The AO issued notice under the provisions of Section 148 of the Act seeking to reopen the assessment for the relevant Assessment Year under Section 147 of the Act. The reason for reopening was objection with the manner in which capital gains arising from the sale agreement was offered to tax by the appellant on receipt basis.

The AO completed the reassessment for the relevant Assessment Year taxing the appellant’s share of capital gains arising on the entire sale consideration.  

However, while completing the assessment AO also initiated penalty proceedings against the appellant for furnishing inaccurate particulars of income as a result of deferring the charge on capital gains arising pursuant to execution of the sale agreement with respect to the said plot.
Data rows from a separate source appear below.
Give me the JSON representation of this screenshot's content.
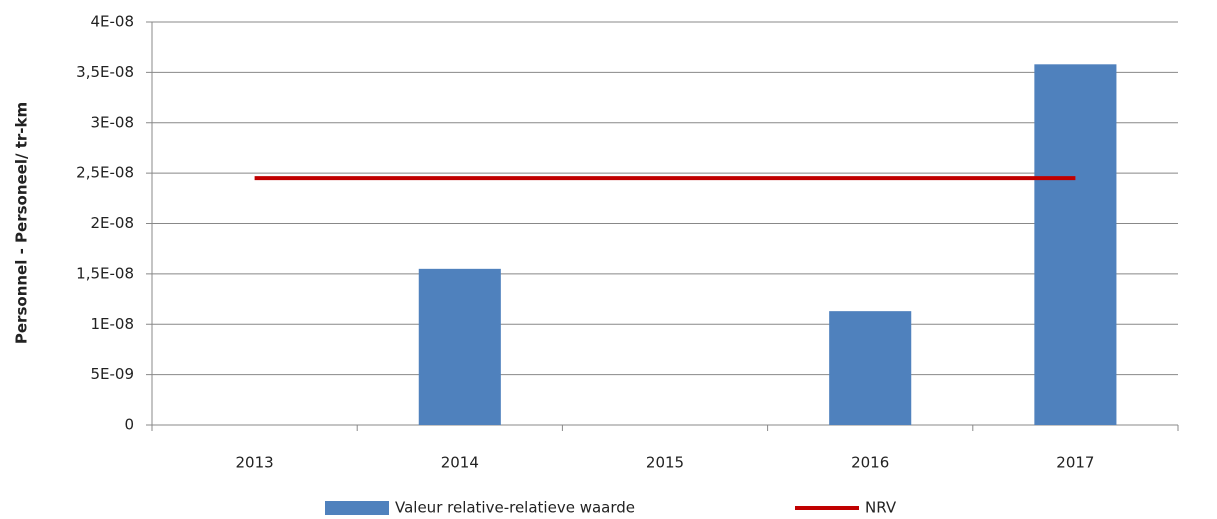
{
  "chart_data": {
    "type": "bar",
    "ylabel": "Personnel - Personeel/ tr-km",
    "categories": [
      "2013",
      "2014",
      "2015",
      "2016",
      "2017"
    ],
    "series": [
      {
        "name": "Valeur relative-relatieve waarde",
        "color": "#4f81bd",
        "values": [
          0,
          1.55e-08,
          0,
          1.13e-08,
          3.58e-08
        ]
      },
      {
        "name": "NRV",
        "color": "#c00000",
        "type": "line",
        "values": [
          2.45e-08,
          2.45e-08,
          2.45e-08,
          2.45e-08,
          2.45e-08
        ]
      }
    ],
    "ylim": [
      0,
      4e-08
    ],
    "yticks": [
      0,
      {
        "value": 5e-09,
        "label": "5E-09"
      },
      {
        "value": 1e-08,
        "label": "1E-08"
      },
      {
        "value": 1.5e-08,
        "label": "1,5E-08"
      },
      {
        "value": 2e-08,
        "label": "2E-08"
      },
      {
        "value": 2.5e-08,
        "label": "2,5E-08"
      },
      {
        "value": 3e-08,
        "label": "3E-08"
      },
      {
        "value": 3.5e-08,
        "label": "3,5E-08"
      },
      {
        "value": 4e-08,
        "label": "4E-08"
      }
    ],
    "grid": true,
    "legend": "bottom"
  }
}
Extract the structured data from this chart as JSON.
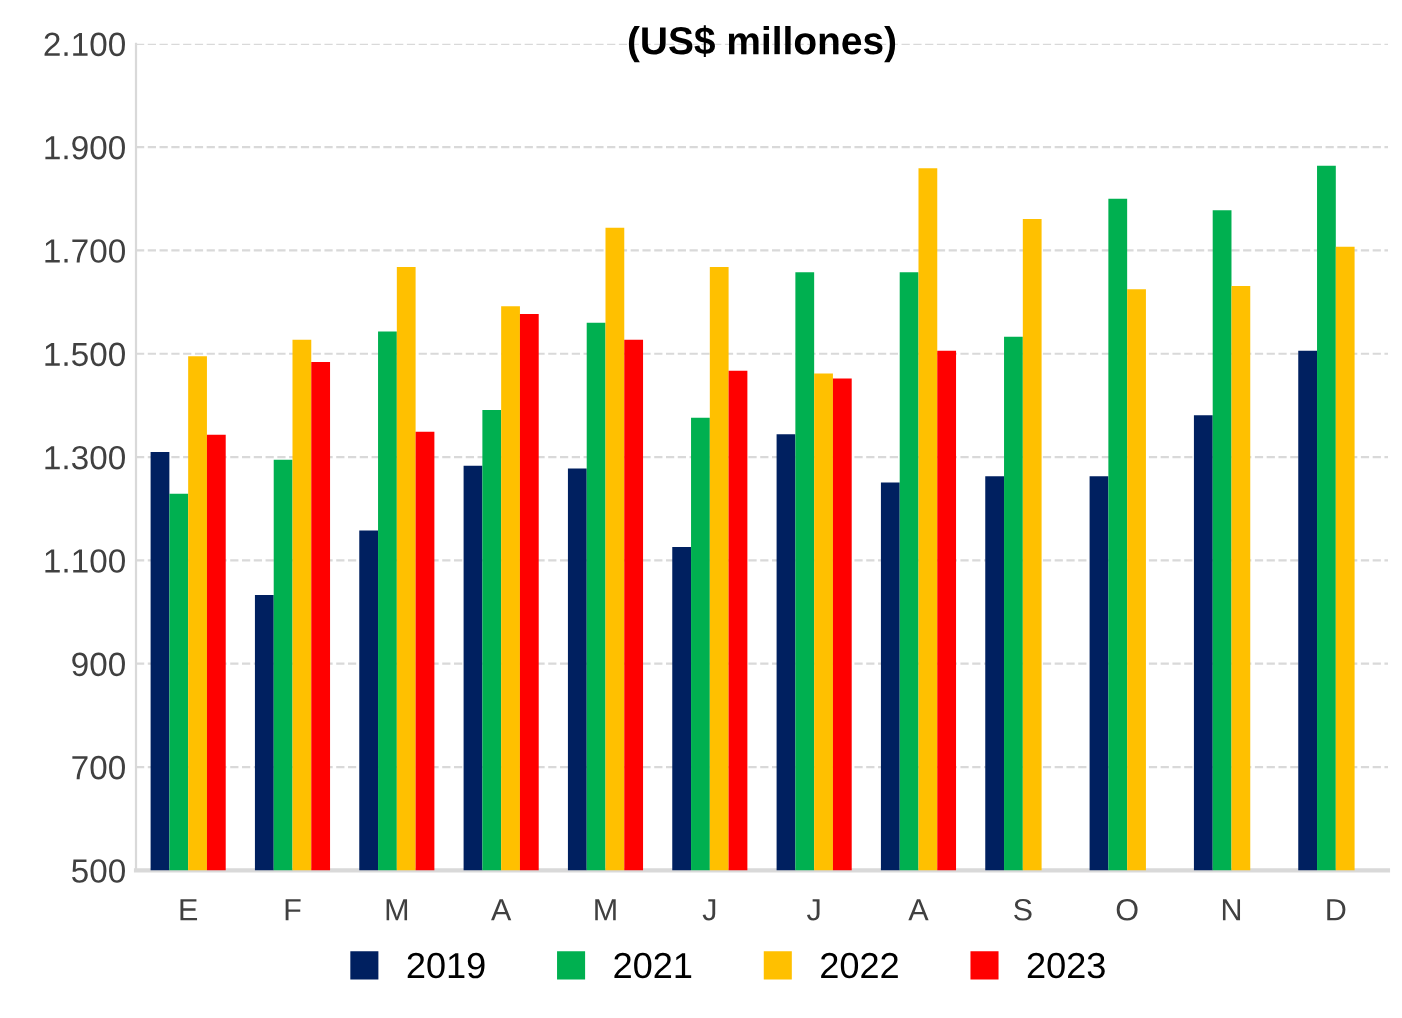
{
  "chart_data": {
    "type": "bar",
    "title": "(US$ millones)",
    "categories": [
      "E",
      "F",
      "M",
      "A",
      "M",
      "J",
      "J",
      "A",
      "S",
      "O",
      "N",
      "D"
    ],
    "series": [
      {
        "name": "2019",
        "color": "#002060",
        "values": [
          1310,
          1033,
          1158,
          1283,
          1278,
          1126,
          1344,
          1251,
          1263,
          1263,
          1381,
          1506
        ]
      },
      {
        "name": "2021",
        "color": "#00b050",
        "values": [
          1229,
          1295,
          1543,
          1391,
          1560,
          1376,
          1658,
          1658,
          1533,
          1800,
          1778,
          1864
        ]
      },
      {
        "name": "2022",
        "color": "#ffc000",
        "values": [
          1495,
          1527,
          1668,
          1592,
          1744,
          1668,
          1462,
          1859,
          1761,
          1625,
          1631,
          1707
        ]
      },
      {
        "name": "2023",
        "color": "#ff0000",
        "values": [
          1343,
          1484,
          1349,
          1577,
          1527,
          1467,
          1452,
          1506,
          null,
          null,
          null,
          null
        ]
      }
    ],
    "ylim": [
      500,
      2100
    ],
    "yticks": [
      {
        "value": 500,
        "label": "500"
      },
      {
        "value": 700,
        "label": "700"
      },
      {
        "value": 900,
        "label": "900"
      },
      {
        "value": 1100,
        "label": "1.100"
      },
      {
        "value": 1300,
        "label": "1.300"
      },
      {
        "value": 1500,
        "label": "1.500"
      },
      {
        "value": 1700,
        "label": "1.700"
      },
      {
        "value": 1900,
        "label": "1.900"
      },
      {
        "value": 2100,
        "label": "2.100"
      }
    ],
    "grid": "y",
    "legend": "bottom"
  }
}
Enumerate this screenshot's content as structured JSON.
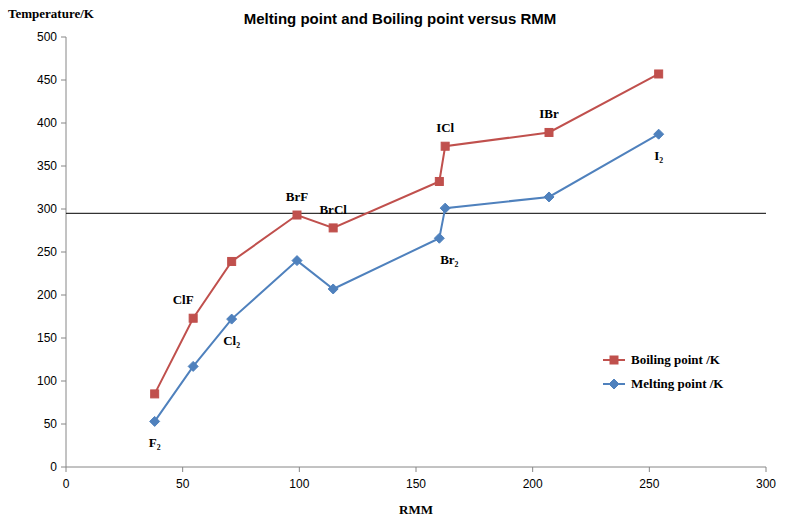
{
  "chart_data": {
    "type": "line",
    "title": "Melting point and Boiling point versus RMM",
    "x_label": "RMM",
    "y_label": "Temperature/K",
    "x": [
      38,
      54.5,
      71,
      99,
      114.5,
      160,
      162.5,
      207,
      254
    ],
    "series": [
      {
        "name": "Boiling point /K",
        "color": "#c0504d",
        "marker": "square",
        "values": [
          85,
          173,
          239,
          293,
          278,
          332,
          373,
          389,
          457
        ],
        "labels": [
          null,
          "ClF",
          null,
          "BrF",
          "BrCl",
          null,
          "ICl",
          "IBr",
          null
        ]
      },
      {
        "name": "Melting point /K",
        "color": "#4f81bd",
        "marker": "diamond",
        "values": [
          53,
          117,
          172,
          240,
          207,
          266,
          301,
          314,
          387
        ],
        "labels": [
          "F₂",
          null,
          "Cl₂",
          null,
          null,
          "Br₂",
          null,
          null,
          "I₂"
        ]
      }
    ],
    "hline": 295,
    "xlim": [
      0,
      300
    ],
    "xticks": [
      0,
      50,
      100,
      150,
      200,
      250,
      300
    ],
    "ylim": [
      0,
      500
    ],
    "yticks": [
      0,
      50,
      100,
      150,
      200,
      250,
      300,
      350,
      400,
      450,
      500
    ],
    "grid": false,
    "legend": "right"
  }
}
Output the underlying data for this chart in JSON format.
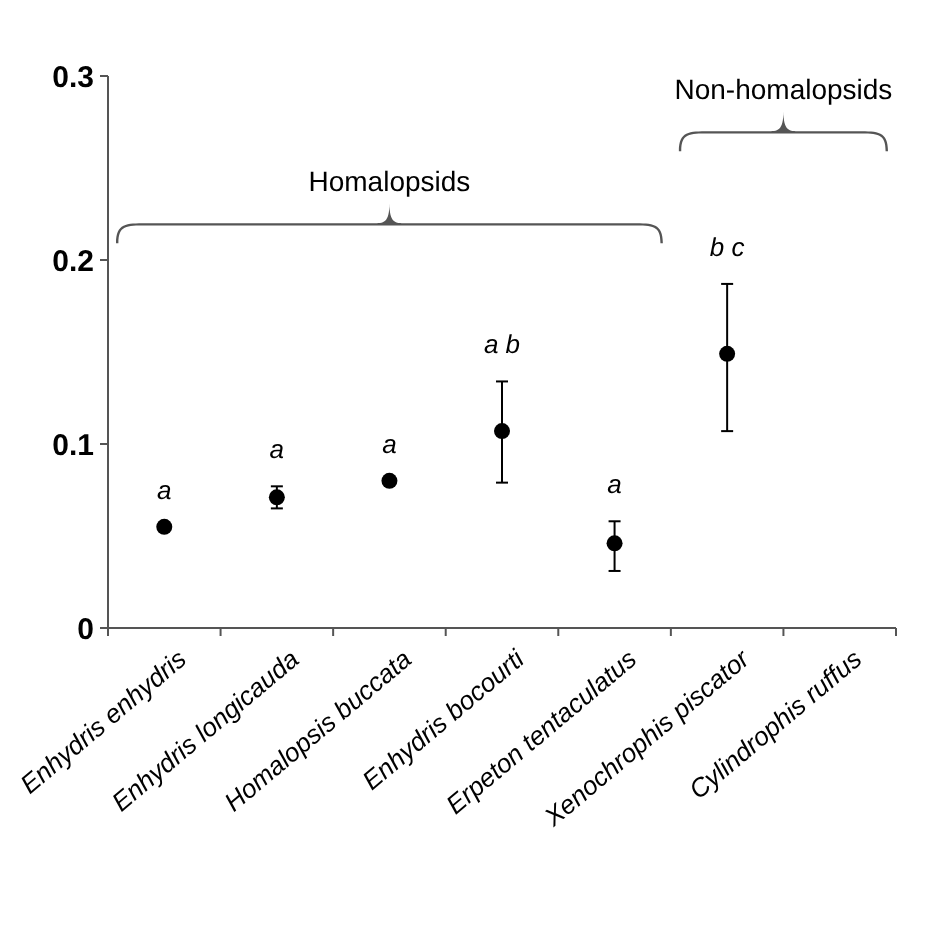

Not satisfied with the replies of the assessee, the AO levied penalty on the appellant for furnishing inaccurate particulars of income as a result of the default committed by the appellant in not offering the capital gains arising out of the entire sale consideration in the relevant Assessment Year.

On appeal, the CIT(A) confirmed the levy of penalty. On further appeal the Tribunal dismissed the appellant’s appeal and confirmed the order of CIT Appeals.

Before the Hon’ble High Court the appellant made the following submissions:

  1. that agreement to sell does not constitute a sale u/s. 2(47)(i) of the Act.
  2. That Permission /license to enter is not possession under S. 53A of the Transfer of Property Act and hence does not constitute transfer u/s 2(47)(v) of the Act.
  3. Permission /license to enter is not possession under S. 53A of the Transfer of Property Act and hence does not constitute transfer u/s 2(47)(v) of the Act
  4. Unregistered agreement to sell on Rs.100 stamp paper does not result in a transfer u/s 2(47)(v)
  5. Agreement specifically provides for conveyance and possession only on full payment, pending conveyance all permissions etc. in the name of Vendors – hence no de facto transfer for the purposes of 2(47)(vi) of the Act.
  6. When dispute between assessee and revenue is year of taxability, penalty u/s 271(1)(c) should not be levied.
  7. Initiation of penalty for one offence and levy for another offence is not permissible
  8. That the assessee had not struck off the relevant clause and the notice u/s 274 was blank, which showed complete non-application of mind

The Hon’ble High Court observed that the Assessing Officer had to indicate in the statutory notice for which of the two limbs he proposes to impose the penalty and for this the notice has to be appropriately marked. If in the printed format of the notice the inapplicable portion is not struck off thus not indicating for which   limb the penalty is proposed to be imposed, it would lead to an inference as to non-application of mind, thus vitiating imposition of penalty.

Further the Hon’ble High Court observed that the Hon’ble Supreme Court had held that mere making of a claim which is not sustainable in law by itself would not amount to furnishing inaccurate   particulars.

The Hon’ble High Court noted that the Delhi High Court applied the said decision of the Supreme Court and further observed that law does not debar an assessee from making a claim which he believes is plausible and when he knows that it is going to be examined by the Assessing Officer.

On the facts, the Hon’ble High Court observed that the assessee had declared the full facts and the sale agreement at the first instance; the full factual matrix or facts were before the Assessing Officer while passing the assessment order. The appellant had never suppressed any material fact from the respondent.   Hence it was a claim not found to be inadmissible. This was not the same thing as  furnishing inaccurate particulars of income as contemplated under Section 271(1) (c) of the Act.

Accordingly, the Hon’ble High Court allowed the appeal and the order of penalty was deleted.